The yield on the 10-year Treasury leaped to 1.89% from 1.72% late Tuesday, while the two-year Treasury surged to 1.53% from 1.31%. Yields, though, remain well below where they were before Russia’s invasion. The 10-year yield was above 2% last month, before it plunged as investors plowed into investments seen as safer amid worries about war.
The price of U.S. oil jumped another 7% to $110.60 per barrel, the highest level in just over a decade. Brent crude, the international standard, climbed 7.6% to $112.93 per barrel.
Leaders of OPEC and other major oil-producing countries decided Wednesday to stick with their plan to gradually increase oil production. The OPEC+ coalition of oil producers, made up of OPEC members led by Saudi Arabia and non-cartel members led by Russia, chose to increase oil production by 400,000 barrels per day in April.
The move follows a perhaps less impactful decision by the United States and other major governments in the International Energy Agency to release 60 million barrels from strategic reserves to boost supplies.
“Markets dismissed the notion that 60 million barrels of strategic reserves released will be consequential to the risks of Russian supply jeopardized,” Tan Boon Heng of Mizuho Bank said in a report. “Russia pumps more than that in just six days.”
In the stock market, all the uncertainty about oil prices and inflation has led to big swings not only by the day but also by the hour. The S&P 500 swung between gains of 0.4% and 2.2% Wednesday. It closed 80.28 points higher to 4,386.54.
The Dow Jones Industrial Average rose 596.40 points, or 1.8%, to 33,891.35, while the Nasdaq composite gained 219.56 points, or 1.6%, to 13,752.02.
More than 90% of stocks in the S&P 500 rose, with technology, financial and health care companies accounting for a big share of the rally. Bank stocks led the gainers, climbing 2.6%, as higher longer-term interest rates can mean bigger profits for them making loans. Energy stocks also helped lift the index as they rode higher energy prices.
Ross Stores climbed 6.1% after the retail chain reported stronger profit for its last quarter than analysts expected.
Ford jumped 8.4% after it said it was accelerating its transformation into an electric-vehicle company and split its EV and internal combustion operations into two individual businesses.

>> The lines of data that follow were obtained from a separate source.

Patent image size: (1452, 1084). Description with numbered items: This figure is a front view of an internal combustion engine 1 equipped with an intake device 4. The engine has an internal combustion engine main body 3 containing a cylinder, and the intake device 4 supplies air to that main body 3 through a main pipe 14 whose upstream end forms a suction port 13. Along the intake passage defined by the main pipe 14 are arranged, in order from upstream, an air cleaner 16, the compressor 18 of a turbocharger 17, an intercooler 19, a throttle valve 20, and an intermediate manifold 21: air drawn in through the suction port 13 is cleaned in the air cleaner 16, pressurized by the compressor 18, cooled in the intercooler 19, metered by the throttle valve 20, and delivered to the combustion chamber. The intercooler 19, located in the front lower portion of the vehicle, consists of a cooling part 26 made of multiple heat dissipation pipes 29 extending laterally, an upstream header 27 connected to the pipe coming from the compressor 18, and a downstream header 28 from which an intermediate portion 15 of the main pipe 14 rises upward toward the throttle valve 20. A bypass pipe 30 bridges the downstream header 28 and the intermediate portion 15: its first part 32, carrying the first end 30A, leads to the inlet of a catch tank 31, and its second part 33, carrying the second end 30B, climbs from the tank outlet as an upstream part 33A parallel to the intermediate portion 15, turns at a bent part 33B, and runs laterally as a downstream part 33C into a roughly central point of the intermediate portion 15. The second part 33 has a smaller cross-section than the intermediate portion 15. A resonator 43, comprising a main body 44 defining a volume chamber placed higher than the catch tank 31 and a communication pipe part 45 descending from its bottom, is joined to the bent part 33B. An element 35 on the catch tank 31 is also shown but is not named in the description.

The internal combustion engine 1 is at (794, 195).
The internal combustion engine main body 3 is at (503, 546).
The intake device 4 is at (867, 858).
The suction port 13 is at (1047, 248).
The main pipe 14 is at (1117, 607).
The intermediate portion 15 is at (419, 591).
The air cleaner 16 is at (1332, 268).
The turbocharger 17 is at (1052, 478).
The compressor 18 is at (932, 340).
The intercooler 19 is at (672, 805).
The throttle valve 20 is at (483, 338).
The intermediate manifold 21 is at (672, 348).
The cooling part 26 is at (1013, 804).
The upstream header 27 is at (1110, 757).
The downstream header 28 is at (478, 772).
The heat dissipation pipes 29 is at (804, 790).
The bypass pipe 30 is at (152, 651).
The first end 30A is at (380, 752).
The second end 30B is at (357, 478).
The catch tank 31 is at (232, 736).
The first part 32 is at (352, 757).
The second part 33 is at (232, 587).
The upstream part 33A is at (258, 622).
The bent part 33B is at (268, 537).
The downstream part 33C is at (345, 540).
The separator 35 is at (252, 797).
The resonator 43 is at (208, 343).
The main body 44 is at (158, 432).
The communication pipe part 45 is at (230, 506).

Stock markets around the world were mixed. France’s CAC 40 rose 1.6%, Germany’s DAX returned 0.7% and Japan’s Nikkei 225 fell 1.7%.

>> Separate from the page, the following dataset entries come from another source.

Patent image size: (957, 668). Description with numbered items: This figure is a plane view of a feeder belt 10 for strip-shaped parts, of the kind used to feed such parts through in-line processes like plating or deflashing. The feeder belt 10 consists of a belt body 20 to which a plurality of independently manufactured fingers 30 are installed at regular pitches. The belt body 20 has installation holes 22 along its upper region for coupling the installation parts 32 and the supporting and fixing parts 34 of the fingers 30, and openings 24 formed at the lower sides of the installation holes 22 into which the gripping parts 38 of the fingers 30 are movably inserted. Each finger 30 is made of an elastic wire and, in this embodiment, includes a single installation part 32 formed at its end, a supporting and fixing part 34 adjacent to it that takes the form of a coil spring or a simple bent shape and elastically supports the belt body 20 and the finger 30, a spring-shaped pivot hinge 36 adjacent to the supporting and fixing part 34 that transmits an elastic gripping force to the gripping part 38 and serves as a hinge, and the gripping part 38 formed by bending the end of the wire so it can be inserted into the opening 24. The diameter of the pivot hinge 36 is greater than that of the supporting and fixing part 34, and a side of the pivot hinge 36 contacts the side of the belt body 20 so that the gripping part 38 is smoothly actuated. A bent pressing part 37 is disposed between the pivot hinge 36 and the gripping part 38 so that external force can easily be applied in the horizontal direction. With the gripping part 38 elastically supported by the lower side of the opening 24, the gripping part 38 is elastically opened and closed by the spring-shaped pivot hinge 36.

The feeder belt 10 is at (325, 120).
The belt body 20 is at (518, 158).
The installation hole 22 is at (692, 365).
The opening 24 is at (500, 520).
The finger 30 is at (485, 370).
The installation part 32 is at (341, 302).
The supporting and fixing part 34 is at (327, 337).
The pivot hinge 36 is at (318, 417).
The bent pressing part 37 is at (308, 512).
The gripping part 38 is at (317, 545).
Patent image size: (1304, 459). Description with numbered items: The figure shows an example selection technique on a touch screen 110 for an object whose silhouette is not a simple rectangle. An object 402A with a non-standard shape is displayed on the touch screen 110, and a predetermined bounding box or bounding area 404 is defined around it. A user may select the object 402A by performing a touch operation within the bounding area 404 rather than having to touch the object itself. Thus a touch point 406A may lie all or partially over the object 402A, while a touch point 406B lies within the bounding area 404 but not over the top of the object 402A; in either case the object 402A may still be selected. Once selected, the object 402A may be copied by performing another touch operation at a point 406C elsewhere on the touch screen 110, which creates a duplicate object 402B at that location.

Russia’s central bank said stock trading on the Moscow exchange would remain closed Wednesday for a third day, though trading of currencies and precious metals would resume for the first time this week.
Late Tuesday, President Joe Biden announced he was joining U.S. allies in closing the country’s air space to Russian aircraft, the latest in a set of sanctions and other measures meant to isolate Russia.
But Biden also said in his annual State of the Union speech that he would try to cushion Americans against the impact of higher oil prices. “I will use every tool at our disposal to protect American businesses and consumers,” Biden said.